(N.N.N.N.)
Over the past four years William Forsythe has been increasingly concerned with the question of how to produce representative work for a huge stage that makes certain demands on both the size of his company and on the way he works with the dancers. One solution to the problem has been to engage in extra curricular activities, such as White Bouncy Castle or City of Abstracts, installations that aimed at turning ordinary people into impromtu dancers. The second answer is to simply ignore the fact that you are working in an opera house. Like The Room as it Was and 33/3, his two most recent ballets, (N.N.N.N.) that premiered in Frankfurt in November displays the same radicaleness in stripping away all theatrical trimmings.
The depth of the opera house stage is reduced to a narrow strip towards the front by a simple backdrop. The lighting is simple, and Thom Willems music is barely audible. Every now and again little snippets of what sounds like samples from his older compositions float by, but for most of the time one is left with the dancers’ breath and the sound of their bodies twisting across the floor. The title (N.N.N.N.) puns on the twice unknown but is also an indicator of the number of dancers on stage. Four men (Cyril Baldy, Amancio Gonzales, Georg Reischl, and Ander Zabala) engage in mechanical arm movements that are reminiscent of slapstick comedies. Hands touch and are withdrawn. Bodies turn and are given another direction by an impulse coming from somebody else. They are all given different basic positions, different ways to stretch their arms into space, which form a basis for the dense textures they built. For 33/3 Forsythe used tap dancing. This time he seemes to have had a closer look at clowns.

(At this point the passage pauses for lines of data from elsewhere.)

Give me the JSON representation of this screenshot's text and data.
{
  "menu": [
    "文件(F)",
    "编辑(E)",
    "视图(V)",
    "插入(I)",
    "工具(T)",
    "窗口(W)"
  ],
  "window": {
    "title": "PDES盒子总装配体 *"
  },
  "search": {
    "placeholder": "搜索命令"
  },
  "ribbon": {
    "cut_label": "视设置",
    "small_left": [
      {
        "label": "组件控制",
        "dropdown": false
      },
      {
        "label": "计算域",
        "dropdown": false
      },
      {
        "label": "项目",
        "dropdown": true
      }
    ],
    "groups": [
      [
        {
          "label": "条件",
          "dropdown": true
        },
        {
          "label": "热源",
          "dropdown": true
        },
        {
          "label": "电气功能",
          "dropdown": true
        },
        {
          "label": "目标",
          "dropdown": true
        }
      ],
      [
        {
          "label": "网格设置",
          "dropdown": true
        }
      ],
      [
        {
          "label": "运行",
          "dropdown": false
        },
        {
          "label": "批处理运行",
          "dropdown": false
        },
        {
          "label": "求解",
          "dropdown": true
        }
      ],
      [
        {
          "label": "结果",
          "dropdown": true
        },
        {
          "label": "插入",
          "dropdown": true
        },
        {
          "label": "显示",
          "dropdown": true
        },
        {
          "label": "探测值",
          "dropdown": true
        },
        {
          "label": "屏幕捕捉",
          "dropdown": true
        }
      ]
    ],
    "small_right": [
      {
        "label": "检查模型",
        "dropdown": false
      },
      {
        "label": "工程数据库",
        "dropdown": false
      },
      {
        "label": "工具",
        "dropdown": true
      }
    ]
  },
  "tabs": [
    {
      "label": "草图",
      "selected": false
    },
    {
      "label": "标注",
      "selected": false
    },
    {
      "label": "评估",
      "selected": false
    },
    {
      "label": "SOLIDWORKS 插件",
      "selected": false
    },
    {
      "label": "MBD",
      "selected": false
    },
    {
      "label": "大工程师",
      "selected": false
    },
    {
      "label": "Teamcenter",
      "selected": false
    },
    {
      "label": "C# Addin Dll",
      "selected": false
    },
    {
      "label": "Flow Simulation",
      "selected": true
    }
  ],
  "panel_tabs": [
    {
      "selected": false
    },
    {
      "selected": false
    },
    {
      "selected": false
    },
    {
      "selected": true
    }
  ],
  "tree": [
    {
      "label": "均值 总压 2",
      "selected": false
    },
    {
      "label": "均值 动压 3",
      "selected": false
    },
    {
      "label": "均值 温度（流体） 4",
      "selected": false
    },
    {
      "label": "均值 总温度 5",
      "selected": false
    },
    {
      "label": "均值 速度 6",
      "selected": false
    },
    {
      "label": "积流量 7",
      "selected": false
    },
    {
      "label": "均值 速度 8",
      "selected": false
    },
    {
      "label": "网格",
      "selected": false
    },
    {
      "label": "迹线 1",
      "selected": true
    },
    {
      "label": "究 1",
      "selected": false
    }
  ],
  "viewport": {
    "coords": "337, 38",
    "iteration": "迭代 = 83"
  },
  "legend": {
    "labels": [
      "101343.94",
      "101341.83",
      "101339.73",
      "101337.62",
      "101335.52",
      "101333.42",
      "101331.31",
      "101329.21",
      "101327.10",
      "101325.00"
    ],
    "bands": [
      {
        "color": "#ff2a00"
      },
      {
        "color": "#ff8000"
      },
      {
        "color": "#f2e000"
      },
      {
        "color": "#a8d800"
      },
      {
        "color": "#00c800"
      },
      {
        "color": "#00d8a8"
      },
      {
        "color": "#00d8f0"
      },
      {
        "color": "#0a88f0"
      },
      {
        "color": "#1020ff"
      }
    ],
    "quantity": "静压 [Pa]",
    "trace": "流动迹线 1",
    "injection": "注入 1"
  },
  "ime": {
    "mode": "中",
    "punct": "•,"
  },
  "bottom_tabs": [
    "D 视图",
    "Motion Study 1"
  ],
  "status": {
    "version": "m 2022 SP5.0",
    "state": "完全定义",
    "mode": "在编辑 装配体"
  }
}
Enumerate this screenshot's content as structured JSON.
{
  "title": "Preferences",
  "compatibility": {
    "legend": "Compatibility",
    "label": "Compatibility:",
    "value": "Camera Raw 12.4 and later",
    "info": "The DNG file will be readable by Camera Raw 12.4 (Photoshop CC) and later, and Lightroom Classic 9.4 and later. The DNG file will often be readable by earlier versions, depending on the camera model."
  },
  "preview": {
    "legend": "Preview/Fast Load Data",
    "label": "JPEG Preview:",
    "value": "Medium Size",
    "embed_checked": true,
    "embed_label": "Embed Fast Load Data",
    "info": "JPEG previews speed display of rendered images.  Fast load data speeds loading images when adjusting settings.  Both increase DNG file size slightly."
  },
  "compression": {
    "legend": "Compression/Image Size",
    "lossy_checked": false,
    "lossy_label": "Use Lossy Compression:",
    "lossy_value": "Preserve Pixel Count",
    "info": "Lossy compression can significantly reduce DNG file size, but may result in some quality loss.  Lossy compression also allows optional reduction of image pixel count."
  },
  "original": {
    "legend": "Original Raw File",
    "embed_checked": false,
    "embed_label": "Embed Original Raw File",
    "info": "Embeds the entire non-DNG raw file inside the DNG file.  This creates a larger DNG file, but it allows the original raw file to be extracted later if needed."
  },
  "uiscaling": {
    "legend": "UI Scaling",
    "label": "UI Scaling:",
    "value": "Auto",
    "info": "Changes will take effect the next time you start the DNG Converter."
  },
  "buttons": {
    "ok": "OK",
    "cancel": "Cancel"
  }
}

For a long time it looks as if the dancers couldn’t be bothered to dance. At the beginning, they are not embodying Forsythe’s movement sensibility any more. They are merely pointing at it. But as the piece continues, their energy levels rise. The mechanical connections become increasingly fluent until their limbs intertwine at odd angles to form ever changing duetts that burst with tension. They return repeatedly to a simple line made out of arms holding behind their backs and legs kicking like a chorus line. In the end, only one dancer remains on stage. He extends his arm, the palm of his hand turned upwards. He lets his head drop down, bounces it back up again, flings his palm to the back of his head which falls down again.
(N.N.N.N.) is a refreshingly unpretentious piece that sports a kind of wise humour that comes with the fact that after twenty odd years as a choreographer, you don’t have to prove yourself anymore. That the result is as stunning as ever is a strong indicator of Forsythe’s genius to make what looks like very little into something extraordinary. „(N.N.N.N.)“ is a witty and very funny piece that is nonetheless as complex and intricate as his more straight forward neo-classical work of the past.